Não podia acreditar que um cara de dezoito anos estava brigando com uma criança de sete.
- Você está de brincadeira, né? - coloquei as mãos na cintura.

- Não estou não - ele ergueu o controle no alto acima de sua cabeça.
- Você vai devolver para o Théo ou terei que dar um chute no meio de suas pernas.
- Essa eu pago para ver - ele me desafiou.
Aquilo era demais para mim. Não bastasse ter que cuidar de meu irmão mais novo e de minha avó, ainda tinha que educar um velho barbudo. Tudo aquilo era culpa de minha mãe. Por quê ela tinha que ter nos abandonado? O que eu havia feito para merecer tudo aquilo?

- Você não tem vergonha na cara? Devolva esta merda para ele - eu vociferei puxando o controle da mão de Alexandre.

- Tudo bem. Você venceu, baixinha - ele fazia de tudo para me deixar fora do eixo.

Devolvi o controle para o Théo que chorava baixinho sentado no sofá rasgado de couro falso.

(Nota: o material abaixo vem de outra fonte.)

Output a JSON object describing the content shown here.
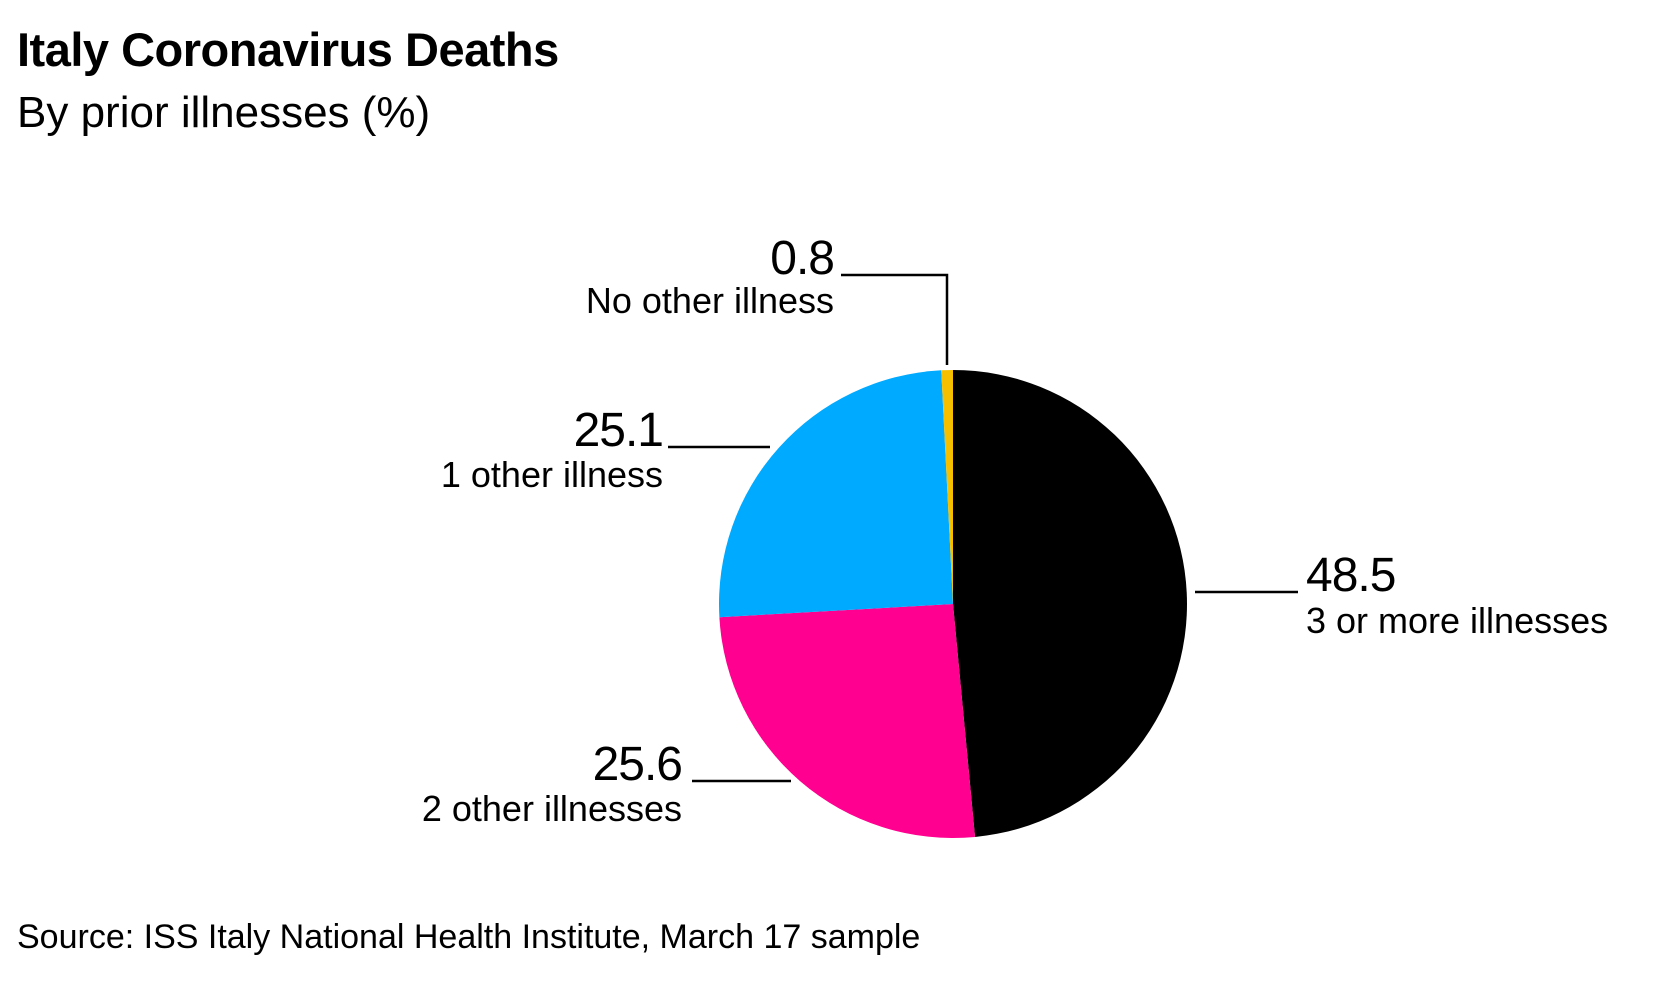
{
  "chart_data": {
    "type": "pie",
    "title": "Italy Coronavirus Deaths",
    "subtitle": "By prior illnesses (%)",
    "source": "Source: ISS Italy National Health Institute, March 17 sample",
    "slices": [
      {
        "label": "3 or more illnesses",
        "value": 48.5,
        "value_text": "48.5",
        "color": "#000000"
      },
      {
        "label": "2 other illnesses",
        "value": 25.6,
        "value_text": "25.6",
        "color": "#ff0090"
      },
      {
        "label": "1 other illness",
        "value": 25.1,
        "value_text": "25.1",
        "color": "#00aaff"
      },
      {
        "label": "No other illness",
        "value": 0.8,
        "value_text": "0.8",
        "color": "#f6c000"
      }
    ],
    "start": "12 o'clock",
    "direction": "clockwise"
  }
}
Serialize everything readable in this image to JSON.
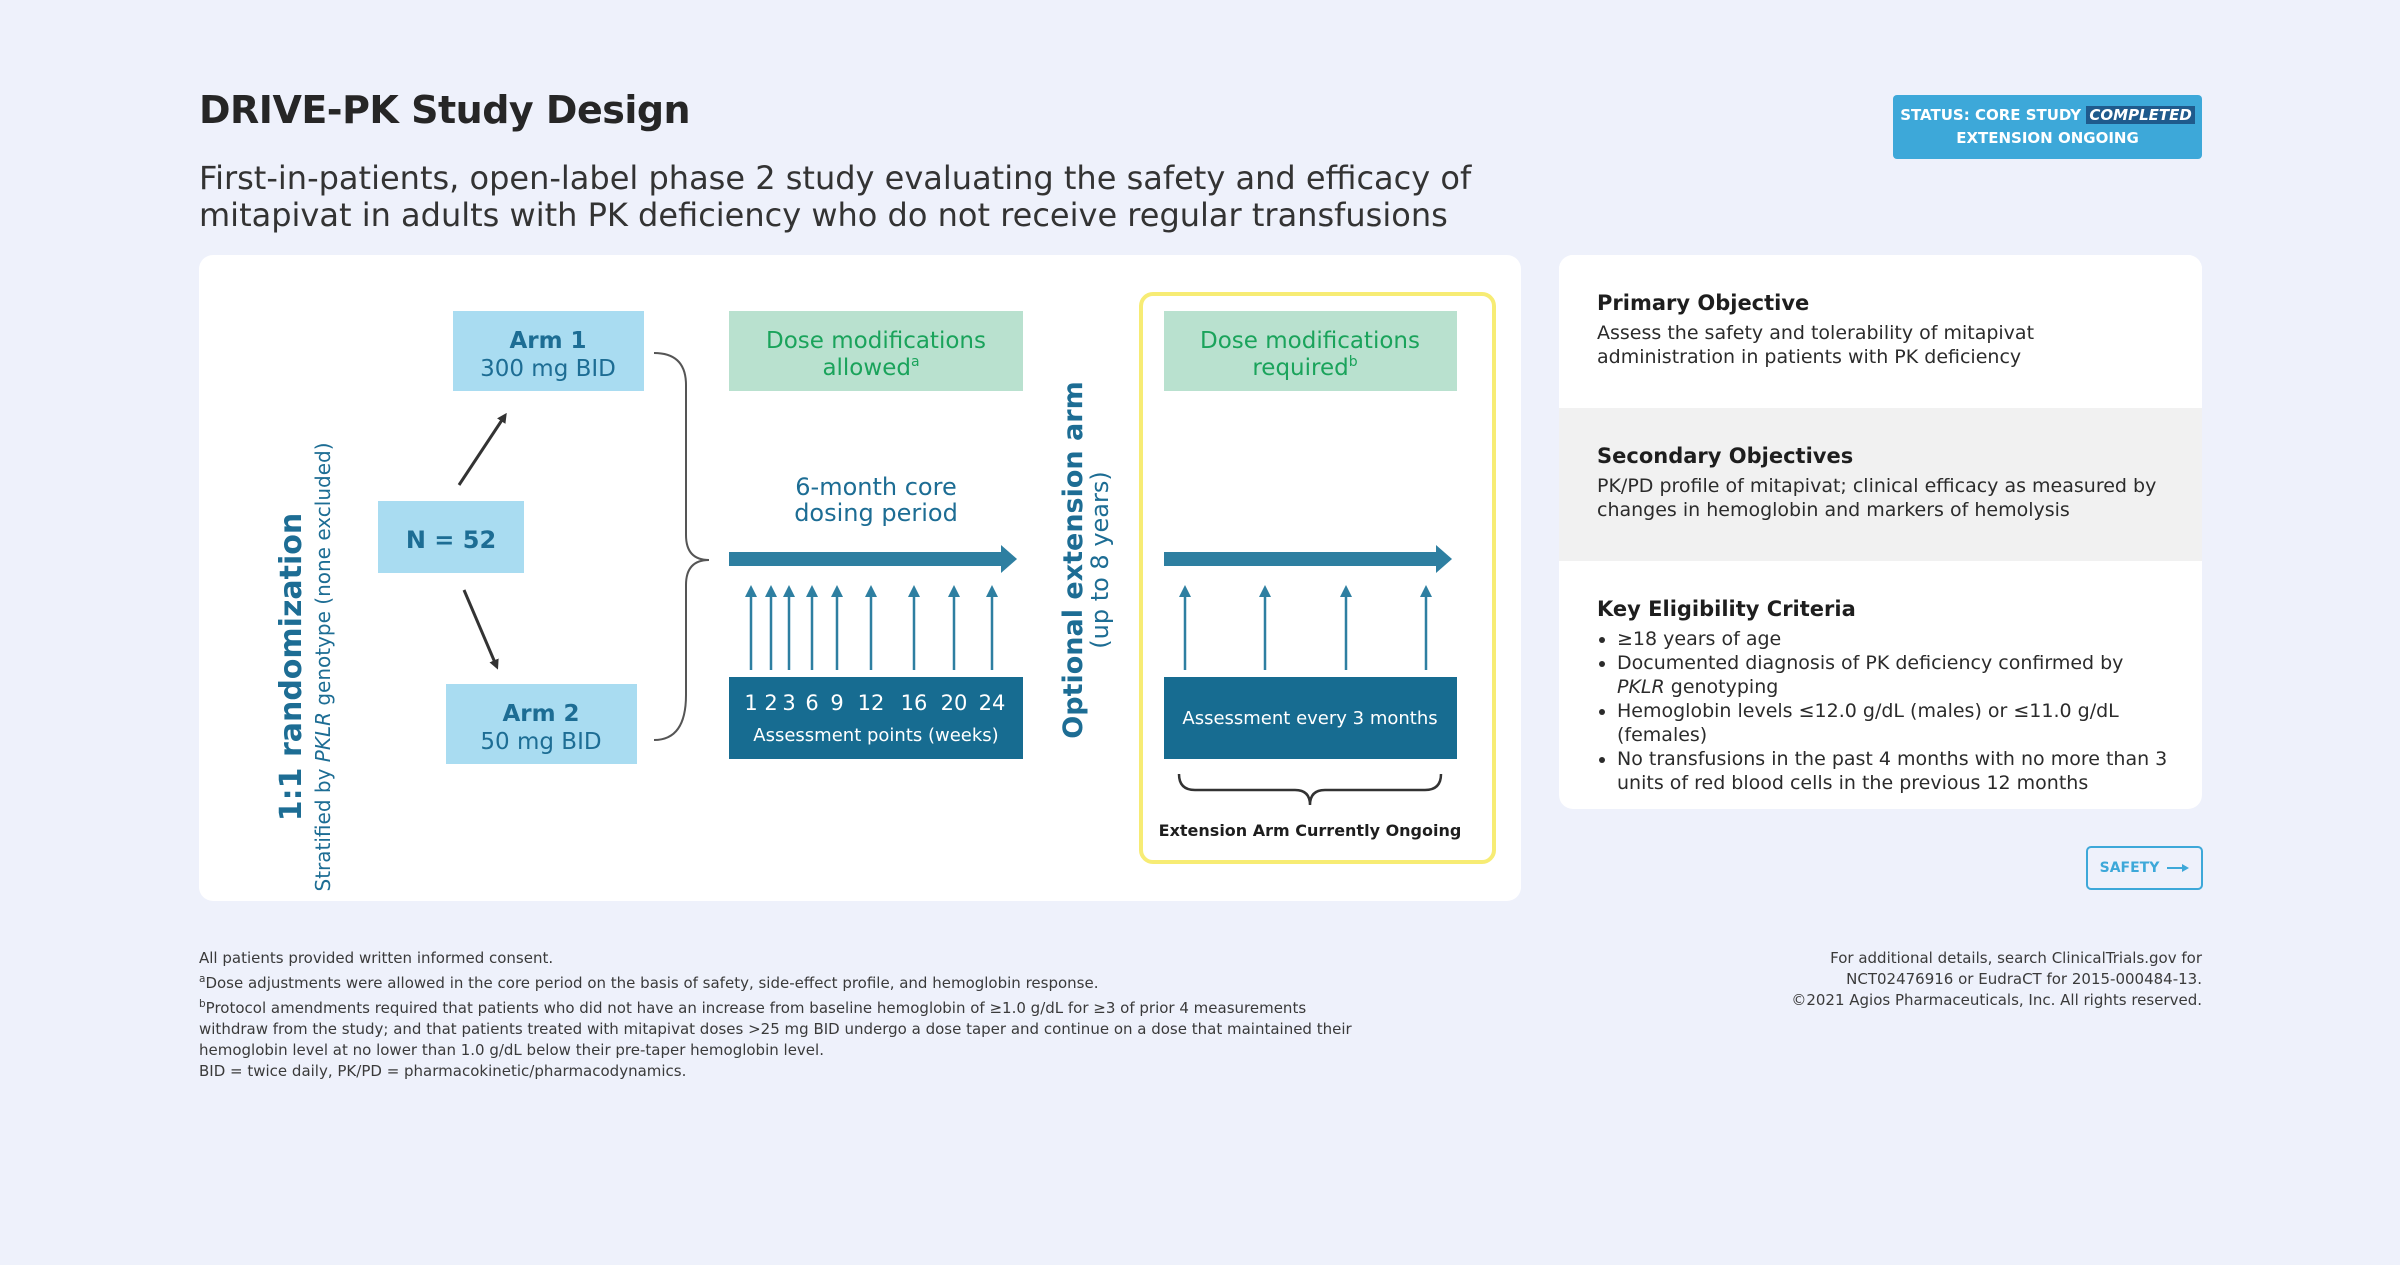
{
  "header": {
    "title": "DRIVE-PK Study Design",
    "subtitle": "First-in-patients, open-label phase 2 study evaluating the safety and efficacy of mitapivat in adults with PK deficiency who do not receive regular transfusions",
    "status_line1_prefix": "STATUS: CORE STUDY",
    "status_line1_highlight": "COMPLETED",
    "status_line2": "EXTENSION ONGOING"
  },
  "diagram": {
    "randomization_title": "1:1 randomization",
    "stratified_prefix": "Stratified by ",
    "stratified_gene": "PKLR",
    "stratified_suffix": " genotype (none excluded)",
    "n_label": "N = 52",
    "arm1_title": "Arm 1",
    "arm1_dose": "300 mg BID",
    "arm2_title": "Arm 2",
    "arm2_dose": "50 mg BID",
    "dose_mod_allowed_line1": "Dose modifications",
    "dose_mod_allowed_line2": "allowed",
    "dose_mod_allowed_sup": "a",
    "core_period_line1": "6-month core",
    "core_period_line2": "dosing period",
    "assessment_weeks": [
      "1",
      "2",
      "3",
      "6",
      "9",
      "12",
      "16",
      "20",
      "24"
    ],
    "assessment_label": "Assessment points (weeks)",
    "extension_title": "Optional extension arm",
    "extension_duration": "(up to 8 years)",
    "dose_mod_required_line1": "Dose modifications",
    "dose_mod_required_line2": "required",
    "dose_mod_required_sup": "b",
    "assessment_every": "Assessment every 3 months",
    "extension_ongoing": "Extension Arm Currently Ongoing",
    "colors": {
      "dark_teal": "#1d6d94",
      "light_blue_box": "#a9dcf1",
      "green_box": "#b9e1cf",
      "green_text": "#1aa35b",
      "yellow_border": "#f7ec74"
    }
  },
  "objectives": {
    "primary_heading": "Primary Objective",
    "primary_text": "Assess the safety and tolerability of mitapivat administration in patients with PK deficiency",
    "secondary_heading": "Secondary Objectives",
    "secondary_text": "PK/PD profile of mitapivat; clinical efficacy as measured by changes in hemoglobin and markers of hemolysis",
    "eligibility_heading": "Key Eligibility Criteria",
    "eligibility_items": [
      "≥18 years of age",
      "Documented diagnosis of PK deficiency confirmed by",
      "Hemoglobin levels ≤12.0 g/dL (males) or ≤11.0 g/dL (females)",
      "No transfusions in the past 4 months with no more than 3 units of red blood cells in the previous 12 months"
    ],
    "eligibility_item2_gene": "PKLR",
    "eligibility_item2_suffix": " genotyping"
  },
  "nav": {
    "safety_label": "SAFETY",
    "arrow_icon": "arrow-right-icon"
  },
  "footnotes": {
    "line1": "All patients provided written informed consent.",
    "note_a_mark": "a",
    "note_a": "Dose adjustments were allowed in the core period on the basis of safety, side-effect profile, and hemoglobin response.",
    "note_b_mark": "b",
    "note_b": "Protocol amendments required that patients who did not have an increase from baseline hemoglobin of ≥1.0 g/dL for ≥3 of prior 4 measurements withdraw from the study; and that patients treated with mitapivat doses >25 mg BID undergo a dose taper and continue on a dose that maintained their hemoglobin level at no lower than 1.0 g/dL below their pre-taper hemoglobin level.",
    "abbrev": "BID = twice daily, PK/PD = pharmacokinetic/pharmacodynamics."
  },
  "right_notes": {
    "line1": "For additional details, search ClinicalTrials.gov for",
    "line2": "NCT02476916 or EudraCT for 2015-000484-13.",
    "line3": "©2021 Agios Pharmaceuticals, Inc. All rights reserved."
  }
}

- Onde você vai? - o questionei assim que o vi dar meia volta, colocar uma camisa e pegar o dinheiro que estava embaixo do vaso de flores na estante.

- Qual foi? Vai querer me controlar agora? Você não manda em mim. Se esqueceu que a mamãe nos deixou?
Me destruindo com essa frase ele deixou o nosso pequeno apartamento.
Sentei ao lado de Théo, que retomava seu posto anterior e sorria enquanto matava um zumbi.

Ele estava feliz novamente, enquanto eu me encontrava abalada por lembrar a verdade que nunca quis aceitar: havíamos sido abandonados duas vezes. Nosso pai fora embora com a morte muito cedo e nossa mãe foi reconstruir sua vida com outro homem em outra cidade e nunca mais nos procurou.

A verdade era cruel.
No final do dia todo o peso da culpa caía sobre os meus ombros, por mais que eu soubesse que nada daquilo havia acontecido por minha causa.

Só desejei baixinho que algo acontecesse em minha vida e que mudasse tudo aquilo.

Pois eu estava disposta a fazer tudo para sair daquele situação.

Faria de tudo para ter o que eu quisesse.